On a bare stage there are two actors – one young and one older – a piece of farm equipment, a chair and, of course, the words which tell the story. Yet it held the Watford audience (children of all ages as well as their elders) spellbound for over an hour. The story in question is Farm Boy by Michael Morpurgo in a stage adaptation by Daniel Buckroyd for Scamp and New Perspectives theatre companies.
Morpurgo’s War Horse is the prequel to this tale. Joey the horse and his young master Albert have returned to the Devon farm after the end of the First World War. But it’s not the same; rhythms of work unchanged for millennia ar giving way to mechanisation; the tractor has arrived. Three generations down the line, a young city lad spends time with his grandfather before going on his gap year. He’s planning to study engineering at university and a rusting 1920s tractor in the old man’s barn excites his curiosity. How did it get there?

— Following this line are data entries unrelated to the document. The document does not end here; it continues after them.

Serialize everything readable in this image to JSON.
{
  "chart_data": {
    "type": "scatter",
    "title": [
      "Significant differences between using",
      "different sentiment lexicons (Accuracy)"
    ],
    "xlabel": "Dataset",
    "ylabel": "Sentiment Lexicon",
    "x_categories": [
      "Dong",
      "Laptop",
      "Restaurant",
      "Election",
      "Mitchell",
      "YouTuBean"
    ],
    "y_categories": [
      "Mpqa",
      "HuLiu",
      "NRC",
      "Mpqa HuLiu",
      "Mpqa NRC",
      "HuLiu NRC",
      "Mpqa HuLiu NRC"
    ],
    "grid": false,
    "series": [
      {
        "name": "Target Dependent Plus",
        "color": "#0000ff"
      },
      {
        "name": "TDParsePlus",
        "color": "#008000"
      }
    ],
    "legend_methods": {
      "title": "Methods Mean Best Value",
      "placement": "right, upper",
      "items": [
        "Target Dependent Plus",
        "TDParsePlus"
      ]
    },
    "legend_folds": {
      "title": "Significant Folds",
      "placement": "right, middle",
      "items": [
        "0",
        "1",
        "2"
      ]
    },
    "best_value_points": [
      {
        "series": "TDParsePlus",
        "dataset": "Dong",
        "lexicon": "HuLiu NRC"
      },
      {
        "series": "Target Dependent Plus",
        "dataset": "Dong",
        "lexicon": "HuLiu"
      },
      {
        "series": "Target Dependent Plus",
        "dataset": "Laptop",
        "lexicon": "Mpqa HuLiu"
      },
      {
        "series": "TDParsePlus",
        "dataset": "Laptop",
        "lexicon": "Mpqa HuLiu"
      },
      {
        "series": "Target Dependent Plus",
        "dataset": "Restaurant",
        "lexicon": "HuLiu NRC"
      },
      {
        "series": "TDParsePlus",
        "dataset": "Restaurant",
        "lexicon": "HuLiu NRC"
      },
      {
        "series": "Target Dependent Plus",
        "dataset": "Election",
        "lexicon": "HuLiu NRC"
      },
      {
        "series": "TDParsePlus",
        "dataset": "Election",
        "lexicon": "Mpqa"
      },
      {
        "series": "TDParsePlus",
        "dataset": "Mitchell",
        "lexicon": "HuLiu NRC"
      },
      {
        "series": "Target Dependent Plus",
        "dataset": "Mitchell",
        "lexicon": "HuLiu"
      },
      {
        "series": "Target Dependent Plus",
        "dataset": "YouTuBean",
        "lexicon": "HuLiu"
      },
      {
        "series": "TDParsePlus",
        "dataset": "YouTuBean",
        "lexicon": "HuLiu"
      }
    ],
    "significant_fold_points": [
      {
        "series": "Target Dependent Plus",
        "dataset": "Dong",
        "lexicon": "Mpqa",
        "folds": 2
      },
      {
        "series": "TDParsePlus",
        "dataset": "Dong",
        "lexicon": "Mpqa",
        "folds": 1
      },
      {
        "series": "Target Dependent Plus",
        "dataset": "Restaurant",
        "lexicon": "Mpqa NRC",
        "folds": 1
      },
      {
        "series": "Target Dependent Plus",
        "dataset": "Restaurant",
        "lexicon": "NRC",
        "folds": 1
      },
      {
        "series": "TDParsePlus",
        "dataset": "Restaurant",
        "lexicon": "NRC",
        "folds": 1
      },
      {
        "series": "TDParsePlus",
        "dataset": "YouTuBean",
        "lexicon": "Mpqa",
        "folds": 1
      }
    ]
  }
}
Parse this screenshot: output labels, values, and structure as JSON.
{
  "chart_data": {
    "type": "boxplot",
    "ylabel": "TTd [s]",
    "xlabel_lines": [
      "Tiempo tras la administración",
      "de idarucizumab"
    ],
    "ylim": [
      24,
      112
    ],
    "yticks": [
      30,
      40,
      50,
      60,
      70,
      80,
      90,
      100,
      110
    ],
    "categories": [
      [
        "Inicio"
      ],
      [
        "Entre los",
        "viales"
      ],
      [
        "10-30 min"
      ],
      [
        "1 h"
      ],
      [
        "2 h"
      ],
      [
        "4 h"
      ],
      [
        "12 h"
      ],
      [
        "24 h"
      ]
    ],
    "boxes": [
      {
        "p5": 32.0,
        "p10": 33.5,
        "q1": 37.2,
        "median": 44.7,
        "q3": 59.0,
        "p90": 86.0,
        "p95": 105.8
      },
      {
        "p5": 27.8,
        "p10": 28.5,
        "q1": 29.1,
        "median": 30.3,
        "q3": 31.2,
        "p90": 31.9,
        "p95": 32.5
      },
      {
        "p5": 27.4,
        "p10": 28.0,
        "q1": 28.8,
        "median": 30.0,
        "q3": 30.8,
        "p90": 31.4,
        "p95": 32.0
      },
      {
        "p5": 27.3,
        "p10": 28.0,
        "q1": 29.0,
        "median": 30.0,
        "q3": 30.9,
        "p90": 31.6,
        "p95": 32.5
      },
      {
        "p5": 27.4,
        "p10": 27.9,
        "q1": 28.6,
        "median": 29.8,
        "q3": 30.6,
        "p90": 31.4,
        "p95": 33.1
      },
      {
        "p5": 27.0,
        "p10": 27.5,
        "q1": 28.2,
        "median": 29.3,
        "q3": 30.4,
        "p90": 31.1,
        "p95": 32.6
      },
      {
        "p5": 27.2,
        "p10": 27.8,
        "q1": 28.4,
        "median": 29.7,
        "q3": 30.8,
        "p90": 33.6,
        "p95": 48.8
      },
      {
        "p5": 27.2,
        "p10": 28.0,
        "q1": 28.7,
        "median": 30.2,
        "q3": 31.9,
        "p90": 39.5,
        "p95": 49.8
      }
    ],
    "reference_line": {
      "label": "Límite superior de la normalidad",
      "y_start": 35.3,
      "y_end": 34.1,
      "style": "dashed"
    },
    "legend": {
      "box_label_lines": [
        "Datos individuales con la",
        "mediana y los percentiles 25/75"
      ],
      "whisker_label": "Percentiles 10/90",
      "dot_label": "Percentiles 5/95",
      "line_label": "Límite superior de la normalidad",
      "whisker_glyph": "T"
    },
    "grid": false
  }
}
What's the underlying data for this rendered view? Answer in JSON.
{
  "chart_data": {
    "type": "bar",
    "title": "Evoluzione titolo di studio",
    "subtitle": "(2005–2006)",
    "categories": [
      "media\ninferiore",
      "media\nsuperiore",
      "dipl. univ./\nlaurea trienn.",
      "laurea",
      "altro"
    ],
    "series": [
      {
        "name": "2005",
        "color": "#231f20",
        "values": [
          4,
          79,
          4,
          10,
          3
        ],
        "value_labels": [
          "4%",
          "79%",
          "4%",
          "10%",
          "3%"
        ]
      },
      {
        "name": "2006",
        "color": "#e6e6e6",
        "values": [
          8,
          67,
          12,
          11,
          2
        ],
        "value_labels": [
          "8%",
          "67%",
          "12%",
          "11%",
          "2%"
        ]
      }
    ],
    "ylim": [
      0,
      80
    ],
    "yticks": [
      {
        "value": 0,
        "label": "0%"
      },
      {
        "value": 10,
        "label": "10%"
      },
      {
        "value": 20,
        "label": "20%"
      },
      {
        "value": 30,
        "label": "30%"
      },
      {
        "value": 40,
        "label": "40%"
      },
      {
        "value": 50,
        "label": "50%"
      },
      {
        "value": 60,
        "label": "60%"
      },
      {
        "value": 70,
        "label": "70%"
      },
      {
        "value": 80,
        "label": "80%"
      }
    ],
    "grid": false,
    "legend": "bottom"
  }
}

John Walters} as Grandpa (and great-grand father) and [Matt Powell as all the younger generations (not to mention Great-grandma) weave our attention in and out of the fabric of farm life, at once so unchanging in its demands and so fluctuating in its fulfilment. Both give excellent performances, allowing the words as well as actions to people the stage with farmers, their animals and all the accompanying paraphernalia of county life. All very simple but, when presented with this sort of commitment, absolutely spellbinding.